Evaluating the competence of management is a key area of stock analysis. The following points can help
It is important to invest in a business run by a credible management team. After all, it is the management that can make or break a business. If management is the driver of the business, investors are co-passengers. However, if the driver commits any mistake, then co-passengers have to bear the brunt equally.
Aviation, which is one of the toughest industries, provides two contradicting examples: Jet Airways and Interglobe Aviation. While Interglobe has dominated the industry through its low-cost strategy and management proactiveness, Jet Airways has lost its momentum because of ineffective management.
When it comes to evaluating management quality, the following things should be taken into consideration.

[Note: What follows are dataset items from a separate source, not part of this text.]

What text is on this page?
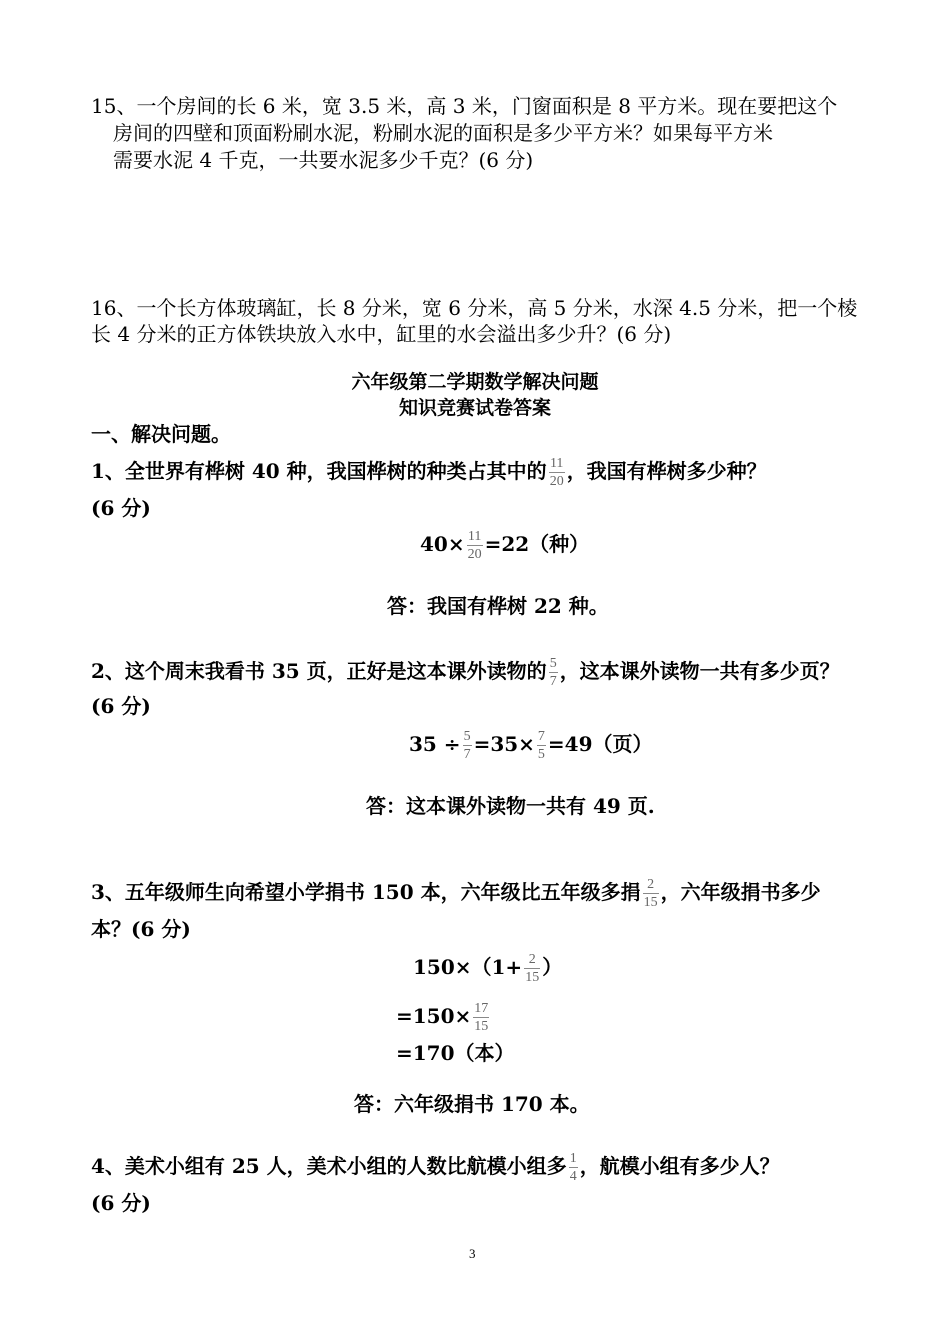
15、一个房间的长 6 米，宽 3.5 米，高 3 米，门窗面积是 8 平方米。现在要把这个
房间的四壁和顶面粉刷水泥，粉刷水泥的面积是多少平方米？如果每平方米
需要水泥 4 千克，一共要水泥多少千克？(6 分)
16、一个长方体玻璃缸，长 8 分米，宽 6 分米，高 5 分米，水深 4.5 分米，把一个棱
长 4 分米的正方体铁块放入水中，缸里的水会溢出多少升？(6 分)
六年级第二学期数学解决问题
知识竞赛试卷答案
一、解决问题。
1、全世界有桦树 40 种，我国桦树的种类占其中的 $\frac{11}{20}$ ，我国有桦树多少种？
(6 分)
$40\times \frac{11}{20} =22$（种）
答：我国有桦树 22 种。
2、这个周末我看书 35 页，正好是这本课外读物的 $\frac{5}{7}$ ，这本课外读物一共有多少页？
(6 分)
$35 \div \frac{5}{7} =35\times \frac{7}{5} =49$（页）
答：这本课外读物一共有 49 页.
3、五年级师生向希望小学捐书 150 本，六年级比五年级多捐 $\frac{2}{15}$ ，六年级捐书多少
本？(6 分)
$150\times(1+ \frac{2}{15}$ ）
$=150\times \frac{17}{15}$
=170（本）
答：六年级捐书 170 本。
4、美术小组有 25 人，美术小组的人数比航模小组多 $\frac{1}{4}$ ，航模小组有多少人？
(6 分)
3
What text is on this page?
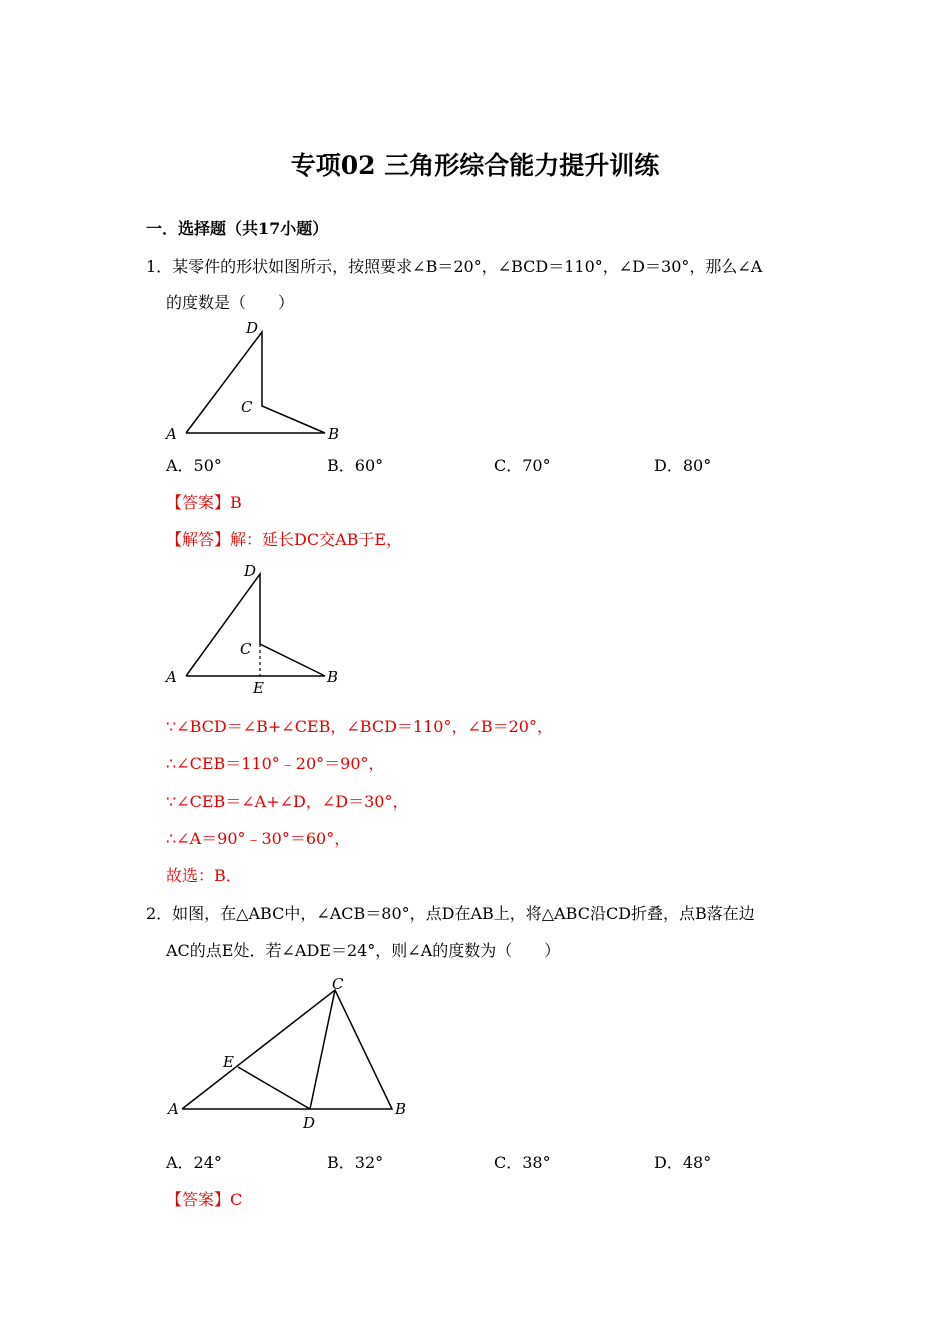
专项02 三角形综合能力提升训练
一．选择题（共17小题）
1．某零件的形状如图所示，按照要求∠B＝20°，∠BCD＝110°，∠D＝30°，那么∠A
的度数是（　　）
D
C
A	B
A．50°	B．60°	C．70°	D．80°
【答案】B
【解答】解：延长DC交AB于E，
D
C
A	B
E
∵∠BCD＝∠B+∠CEB，∠BCD＝110°，∠B＝20°，
∴∠CEB＝110°﹣20°＝90°，
∵∠CEB＝∠A+∠D，∠D＝30°，
∴∠A＝90°﹣30°＝60°，
故选：B．
2．如图，在△ABC中，∠ACB＝80°，点D在AB上，将△ABC沿CD折叠，点B落在边
AC的点E处．若∠ADE＝24°，则∠A的度数为（　　）
C
E
A
D
B
A．24°	B．32°	C．38°	D．48°
【答案】C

Compensation: The compensation of a company's top management should be commensurate with its profits. SEBI guidelines and provisions of the Companies Act, 2013 provide specific limits for managerial remuneration and lay down the procedure wherein approval by shareholders is required if the limits are breached. One should read the notes to the accounts carefully to analyse the compensation of the top management.
Innovation: Companies that don't innovate are likely to go out of business sooner rather than later. Hindustan Motors, an early entrant in the Indian car market, did not innovate and gradually lost ground to its competitors. Therefore, an investor should check the management's track record of dealing with change.

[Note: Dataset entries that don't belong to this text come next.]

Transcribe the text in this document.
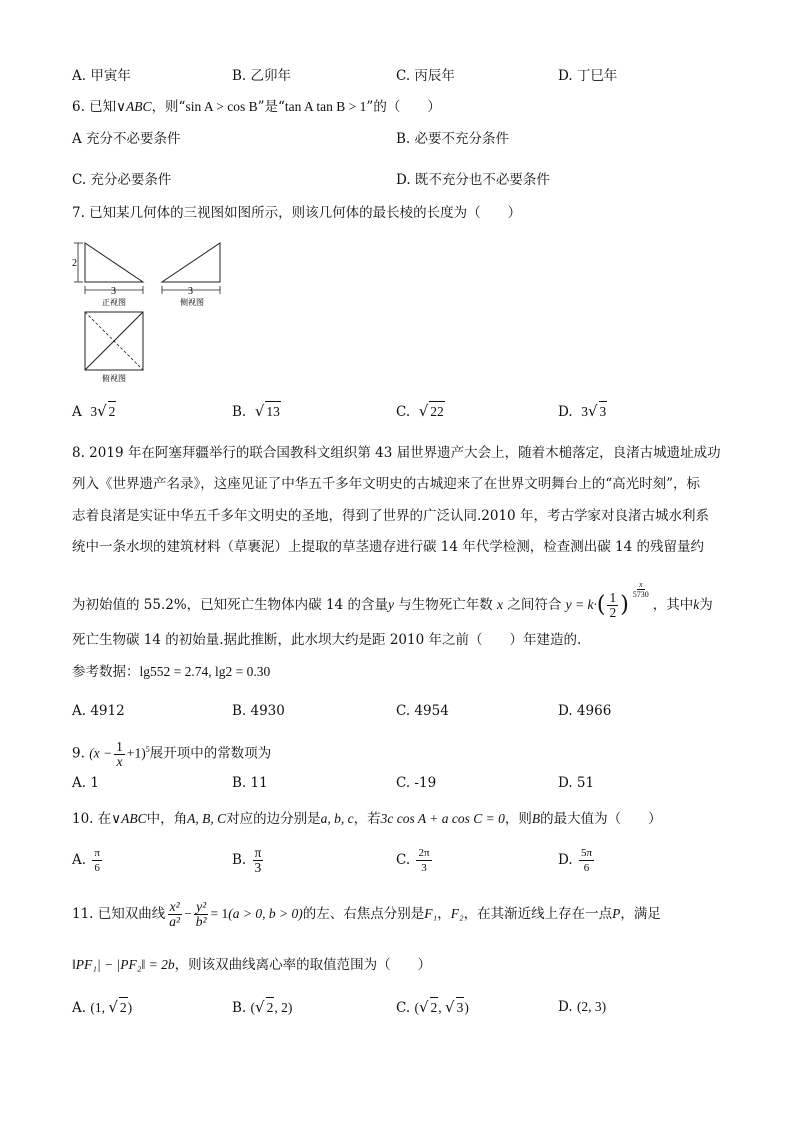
A. 甲寅年	B. 乙卯年	C. 丙辰年	D. 丁巳年
6. 已知∨ABC，则“sin A > cos B”是“tan A tan B > 1”的（　　）
A 充分不必要条件	B. 必要不充分条件
C. 充分必要条件	D. 既不充分也不必要条件
7. 已知某几何体的三视图如图所示，则该几何体的最长棱的长度为（　　）
2
3
正视图
3
侧视图
俯视图
A 3√ 2	B. √ 13	C. √ 22	D. 3√ 3
8. 2019 年在阿塞拜疆举行的联合国教科文组织第 43 届世界遗产大会上，随着木槌落定，良渚古城遗址成功
列入《世界遗产名录》，这座见证了中华五千多年文明史的古城迎来了在世界文明舞台上的“高光时刻”，标
志着良渚是实证中华五千多年文明史的圣地，得到了世界的广泛认同.2010 年，考古学家对良渚古城水利系
统中一条水坝的建筑材料（草裹泥）上提取的草茎遗存进行碳 14 年代学检测，检查测出碳 14 的残留量约
为初始值的 55.2%，已知死亡生物体内碳 14 的含量y 与生物死亡年数 x 之间符合 $y = k\cdot( \frac{1}{2}$ )
$\frac{x}{5730}$
，其中k为
死亡生物碳 14 的初始量.据此推断，此水坝大约是距 2010 年之前（　　）年建造的.
参考数据：lg552 = 2.74, lg2 = 0.30
A. 4912	B. 4930	C. 4954	D. 4966
9. $(x - \frac{1}{x} +1)^5$展开项中的常数项为
A. 1	B. 11	C. -19	D. 51
10. 在∨ABC中，角A, B, C对应的边分别是a, b, c，若3c cos A + a cos C = 0，则B的最大值为（　　）
A. $\frac{\pi}{6}$	B. $\frac{\pi}{3}$	C. $\frac{2\pi}{3}$	D. $\frac{5\pi}{6}$
11. 已知双曲线 $\frac{\text{x²}}{\text{a²}} - \frac{\text{y²}}{\text{b²}} = 1(a > 0$, b > 0)的左、右焦点分别是F₁，F₂，在其渐近线上存在一点P，满足
‖PF₁| − |PF₂‖ = 2b，则该双曲线离心率的取值范围为（　　）
A. (1, √ 2)	B. (√ 2, 2)	C. (√ 2, √ 3)	D. (2, 3)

Education and skills: Top management's education and skills indicate the management's business acumen. Complex businesses like pharma and chemical require a management with extensive experience.

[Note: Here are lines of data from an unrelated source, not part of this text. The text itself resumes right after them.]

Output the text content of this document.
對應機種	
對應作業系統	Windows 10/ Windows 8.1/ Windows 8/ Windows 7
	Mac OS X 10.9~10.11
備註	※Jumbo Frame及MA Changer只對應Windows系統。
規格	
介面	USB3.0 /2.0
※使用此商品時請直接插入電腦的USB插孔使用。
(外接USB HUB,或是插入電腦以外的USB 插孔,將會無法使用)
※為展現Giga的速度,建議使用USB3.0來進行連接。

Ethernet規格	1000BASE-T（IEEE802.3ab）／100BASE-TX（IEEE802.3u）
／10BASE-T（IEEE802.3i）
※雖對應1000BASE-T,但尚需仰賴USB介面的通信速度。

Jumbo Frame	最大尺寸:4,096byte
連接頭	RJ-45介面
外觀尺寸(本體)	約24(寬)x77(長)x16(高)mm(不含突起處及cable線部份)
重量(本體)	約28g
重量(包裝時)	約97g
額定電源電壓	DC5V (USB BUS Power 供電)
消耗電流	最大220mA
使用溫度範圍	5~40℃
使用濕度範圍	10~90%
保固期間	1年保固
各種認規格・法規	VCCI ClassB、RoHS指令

Past decisions: An investor should also analyse how a company has addressed challenges in the past. For example, in 2009, Reliance KG-D6 basin was expected to be the major revenue driver for Reliance Industries. However, in 2010, the production from the basin started declining. Hence, Reliance gradually started shifting its focus to the Indian digital space and telecom market. Nine years later, it is the second largest telecom operator in India.
Stake and pledging: If the promoter holds a significant stake in the business (50 per cent or more), especially in small companies, it is a potential positive, since it represents his skin in the game. On the other hand, a falling promoter stake is a sign of caution.
If a promoter holds high stake but has pledged a majority of his stake, then his effective stake is significantly lower than it looks. Pledging is a huge risk for an investor since it can lead to a significant drop in share price if lenders decide to sell the pledged shares. The fall in share prices of Zee Entertainment, Eveready Industries and others in recent years exemplifies this fact.
Apart from analysing these points, investors should also keep a tab on management commentary and interviews on a regular basis.